The success of KEYNOTE-689 only stimulates more discussion of perioperative immunotherapy in locally advanced head and neck cancer, according to Dr. Ferris. Answers to the following questions will ultimately further improve outcomes:

• What will be the best biomarker for response: CPS ≥ 10, ≥ 20, or ≥ 50?
• Will anti–PD-1 therapy be the standard add-on, or will combinations be used in an attempt to further enhance responses and survival?
• Will risk-adapted adjuvant therapy be used based on response to the neoadjuvant phase?
• What will be the best method to assess response?
• How much adjuvant therapy is necessary?

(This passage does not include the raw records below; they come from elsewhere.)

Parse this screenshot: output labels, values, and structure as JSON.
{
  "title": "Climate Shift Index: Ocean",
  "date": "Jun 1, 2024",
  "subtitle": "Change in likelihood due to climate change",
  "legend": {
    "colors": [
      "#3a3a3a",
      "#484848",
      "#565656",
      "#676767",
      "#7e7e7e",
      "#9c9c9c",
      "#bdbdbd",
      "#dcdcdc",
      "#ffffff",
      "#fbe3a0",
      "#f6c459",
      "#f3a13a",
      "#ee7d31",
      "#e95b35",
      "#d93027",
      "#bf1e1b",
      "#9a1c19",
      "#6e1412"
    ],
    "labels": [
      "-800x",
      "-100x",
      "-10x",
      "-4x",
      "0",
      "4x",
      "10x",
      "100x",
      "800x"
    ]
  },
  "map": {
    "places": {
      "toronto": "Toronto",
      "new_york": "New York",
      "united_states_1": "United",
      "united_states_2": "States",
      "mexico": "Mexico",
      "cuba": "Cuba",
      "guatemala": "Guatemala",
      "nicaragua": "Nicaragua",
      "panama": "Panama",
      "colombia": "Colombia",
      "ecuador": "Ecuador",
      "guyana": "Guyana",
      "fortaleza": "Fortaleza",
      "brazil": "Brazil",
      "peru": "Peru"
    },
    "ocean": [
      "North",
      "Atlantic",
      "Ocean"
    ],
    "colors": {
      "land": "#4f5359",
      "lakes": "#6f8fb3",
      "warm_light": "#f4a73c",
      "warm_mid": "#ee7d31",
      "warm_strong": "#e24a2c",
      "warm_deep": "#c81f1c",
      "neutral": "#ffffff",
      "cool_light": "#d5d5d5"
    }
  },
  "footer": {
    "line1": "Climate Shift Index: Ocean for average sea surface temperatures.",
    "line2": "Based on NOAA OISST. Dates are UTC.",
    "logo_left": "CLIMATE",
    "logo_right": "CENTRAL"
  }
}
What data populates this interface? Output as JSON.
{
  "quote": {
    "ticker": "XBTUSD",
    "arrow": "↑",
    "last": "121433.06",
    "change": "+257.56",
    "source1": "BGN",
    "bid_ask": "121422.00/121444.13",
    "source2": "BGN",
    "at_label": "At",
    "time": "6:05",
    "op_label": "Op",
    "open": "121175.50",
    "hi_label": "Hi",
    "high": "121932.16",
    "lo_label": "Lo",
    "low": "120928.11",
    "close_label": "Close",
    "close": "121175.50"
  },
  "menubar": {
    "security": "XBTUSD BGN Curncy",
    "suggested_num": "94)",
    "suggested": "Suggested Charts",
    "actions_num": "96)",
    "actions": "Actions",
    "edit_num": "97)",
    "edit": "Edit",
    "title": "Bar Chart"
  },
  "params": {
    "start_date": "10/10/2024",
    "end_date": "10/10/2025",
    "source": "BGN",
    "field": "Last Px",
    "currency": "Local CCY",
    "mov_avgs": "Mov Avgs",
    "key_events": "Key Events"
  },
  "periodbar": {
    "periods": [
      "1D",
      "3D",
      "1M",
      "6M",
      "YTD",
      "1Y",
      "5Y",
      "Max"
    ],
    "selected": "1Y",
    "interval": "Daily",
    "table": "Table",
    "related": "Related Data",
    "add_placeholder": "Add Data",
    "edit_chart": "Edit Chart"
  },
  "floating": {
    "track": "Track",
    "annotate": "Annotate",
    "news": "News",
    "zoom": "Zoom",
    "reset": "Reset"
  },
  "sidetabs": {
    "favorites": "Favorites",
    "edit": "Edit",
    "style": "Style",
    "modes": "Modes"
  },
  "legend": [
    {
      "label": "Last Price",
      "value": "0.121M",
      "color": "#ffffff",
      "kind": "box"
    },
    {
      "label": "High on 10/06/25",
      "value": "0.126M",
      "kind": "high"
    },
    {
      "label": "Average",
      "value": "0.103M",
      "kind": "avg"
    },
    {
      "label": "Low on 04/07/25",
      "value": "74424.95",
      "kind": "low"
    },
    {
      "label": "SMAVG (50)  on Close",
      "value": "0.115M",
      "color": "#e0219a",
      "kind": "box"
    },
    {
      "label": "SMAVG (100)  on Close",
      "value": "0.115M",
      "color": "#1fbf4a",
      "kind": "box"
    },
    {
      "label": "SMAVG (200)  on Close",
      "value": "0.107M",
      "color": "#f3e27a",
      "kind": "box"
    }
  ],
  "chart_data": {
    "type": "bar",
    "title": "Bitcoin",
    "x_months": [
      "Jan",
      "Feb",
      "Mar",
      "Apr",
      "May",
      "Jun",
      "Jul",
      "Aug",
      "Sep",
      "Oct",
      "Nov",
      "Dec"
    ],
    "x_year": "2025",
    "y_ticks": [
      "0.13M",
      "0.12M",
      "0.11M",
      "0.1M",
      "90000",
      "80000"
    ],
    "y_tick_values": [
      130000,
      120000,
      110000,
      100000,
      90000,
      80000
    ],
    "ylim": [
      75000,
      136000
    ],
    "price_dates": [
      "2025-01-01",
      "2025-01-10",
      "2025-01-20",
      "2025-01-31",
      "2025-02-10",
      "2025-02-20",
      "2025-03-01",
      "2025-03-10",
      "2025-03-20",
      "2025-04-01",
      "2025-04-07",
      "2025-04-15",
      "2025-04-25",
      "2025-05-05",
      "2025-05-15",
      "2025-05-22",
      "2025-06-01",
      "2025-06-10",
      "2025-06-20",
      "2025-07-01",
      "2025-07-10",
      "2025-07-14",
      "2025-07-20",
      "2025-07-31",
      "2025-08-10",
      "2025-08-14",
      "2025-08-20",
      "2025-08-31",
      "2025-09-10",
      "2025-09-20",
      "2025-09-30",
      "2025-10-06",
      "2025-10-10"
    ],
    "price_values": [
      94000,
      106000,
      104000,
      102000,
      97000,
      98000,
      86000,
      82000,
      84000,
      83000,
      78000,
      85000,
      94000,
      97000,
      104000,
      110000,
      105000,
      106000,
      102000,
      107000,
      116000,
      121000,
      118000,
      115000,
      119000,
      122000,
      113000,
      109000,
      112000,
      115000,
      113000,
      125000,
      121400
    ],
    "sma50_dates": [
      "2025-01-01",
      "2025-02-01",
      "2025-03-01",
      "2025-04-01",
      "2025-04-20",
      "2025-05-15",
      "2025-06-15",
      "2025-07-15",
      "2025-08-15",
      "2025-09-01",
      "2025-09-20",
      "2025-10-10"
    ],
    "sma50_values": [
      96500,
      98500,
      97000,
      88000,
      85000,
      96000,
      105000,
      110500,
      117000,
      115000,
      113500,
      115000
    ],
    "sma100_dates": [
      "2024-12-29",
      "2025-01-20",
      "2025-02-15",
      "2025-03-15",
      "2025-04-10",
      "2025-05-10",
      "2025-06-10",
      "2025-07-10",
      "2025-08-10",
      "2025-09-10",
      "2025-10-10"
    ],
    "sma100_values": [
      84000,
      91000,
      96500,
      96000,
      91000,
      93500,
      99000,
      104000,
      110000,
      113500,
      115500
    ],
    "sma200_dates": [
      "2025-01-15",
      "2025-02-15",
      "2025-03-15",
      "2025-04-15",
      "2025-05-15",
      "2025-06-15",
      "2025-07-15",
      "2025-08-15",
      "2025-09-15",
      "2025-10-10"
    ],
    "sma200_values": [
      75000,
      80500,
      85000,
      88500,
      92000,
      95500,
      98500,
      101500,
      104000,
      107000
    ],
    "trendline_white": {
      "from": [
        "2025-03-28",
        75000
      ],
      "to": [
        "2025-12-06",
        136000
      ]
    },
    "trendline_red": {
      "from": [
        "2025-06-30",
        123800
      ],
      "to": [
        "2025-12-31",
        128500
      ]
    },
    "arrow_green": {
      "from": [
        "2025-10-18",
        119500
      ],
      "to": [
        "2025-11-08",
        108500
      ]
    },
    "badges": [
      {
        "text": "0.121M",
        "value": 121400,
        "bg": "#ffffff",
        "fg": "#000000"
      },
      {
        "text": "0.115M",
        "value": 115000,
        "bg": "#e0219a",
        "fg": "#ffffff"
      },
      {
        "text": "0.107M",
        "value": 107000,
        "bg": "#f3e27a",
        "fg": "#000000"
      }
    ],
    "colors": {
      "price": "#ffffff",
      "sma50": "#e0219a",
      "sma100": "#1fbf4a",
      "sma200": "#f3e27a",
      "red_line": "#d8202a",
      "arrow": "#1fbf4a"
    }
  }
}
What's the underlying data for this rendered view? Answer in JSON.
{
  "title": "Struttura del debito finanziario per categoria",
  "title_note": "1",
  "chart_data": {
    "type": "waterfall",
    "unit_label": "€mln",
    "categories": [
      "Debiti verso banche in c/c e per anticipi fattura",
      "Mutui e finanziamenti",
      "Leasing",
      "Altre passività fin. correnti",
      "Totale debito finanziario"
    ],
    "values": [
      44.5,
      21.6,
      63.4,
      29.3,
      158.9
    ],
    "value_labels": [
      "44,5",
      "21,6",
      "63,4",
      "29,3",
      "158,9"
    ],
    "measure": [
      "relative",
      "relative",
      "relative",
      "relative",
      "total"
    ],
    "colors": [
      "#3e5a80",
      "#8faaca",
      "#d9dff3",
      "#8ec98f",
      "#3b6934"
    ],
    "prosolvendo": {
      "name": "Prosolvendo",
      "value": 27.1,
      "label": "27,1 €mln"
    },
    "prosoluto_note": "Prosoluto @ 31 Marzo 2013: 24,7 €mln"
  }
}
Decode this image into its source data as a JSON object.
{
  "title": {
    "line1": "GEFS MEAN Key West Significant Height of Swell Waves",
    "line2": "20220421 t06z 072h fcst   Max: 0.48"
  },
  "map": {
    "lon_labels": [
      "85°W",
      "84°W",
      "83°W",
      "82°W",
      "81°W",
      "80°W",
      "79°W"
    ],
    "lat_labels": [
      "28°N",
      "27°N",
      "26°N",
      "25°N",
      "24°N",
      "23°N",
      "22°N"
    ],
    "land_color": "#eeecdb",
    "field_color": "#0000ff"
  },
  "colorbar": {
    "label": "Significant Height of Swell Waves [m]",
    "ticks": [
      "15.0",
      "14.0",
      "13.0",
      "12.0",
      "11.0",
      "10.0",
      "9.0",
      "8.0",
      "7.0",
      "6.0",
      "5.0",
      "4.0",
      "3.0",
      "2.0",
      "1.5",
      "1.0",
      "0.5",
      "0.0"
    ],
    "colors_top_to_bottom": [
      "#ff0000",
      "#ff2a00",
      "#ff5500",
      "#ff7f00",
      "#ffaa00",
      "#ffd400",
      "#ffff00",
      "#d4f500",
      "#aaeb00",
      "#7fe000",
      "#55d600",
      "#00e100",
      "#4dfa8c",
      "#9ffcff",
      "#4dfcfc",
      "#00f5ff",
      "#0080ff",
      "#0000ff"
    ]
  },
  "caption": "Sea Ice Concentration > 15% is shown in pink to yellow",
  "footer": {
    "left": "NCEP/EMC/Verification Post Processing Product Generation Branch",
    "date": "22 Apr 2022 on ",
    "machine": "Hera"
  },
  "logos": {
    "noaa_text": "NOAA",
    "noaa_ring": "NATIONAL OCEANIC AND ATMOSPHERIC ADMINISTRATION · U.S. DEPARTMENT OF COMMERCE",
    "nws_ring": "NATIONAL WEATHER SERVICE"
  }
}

Dr. Ferris concluded that although KEYNOTE-689 has been “a leap forward,” he cautioned that “more progress is needed” to further refine the use of immunotherapy for this type of cancer. 

DISCLOSURE: Dr. Ferris reported personal financial relationships with AstraZeneca, Bristol Myers Squibb, Coherus BioSciences, EMD Serono, F. Hoffmann–LaRoche, MeiraGTx, Merck, Merus NV, Mirror Biologics, Novasenta, Pfizer, Rakuten Medical, and SIRPant Immunotherapeutics/Bobcat Bio.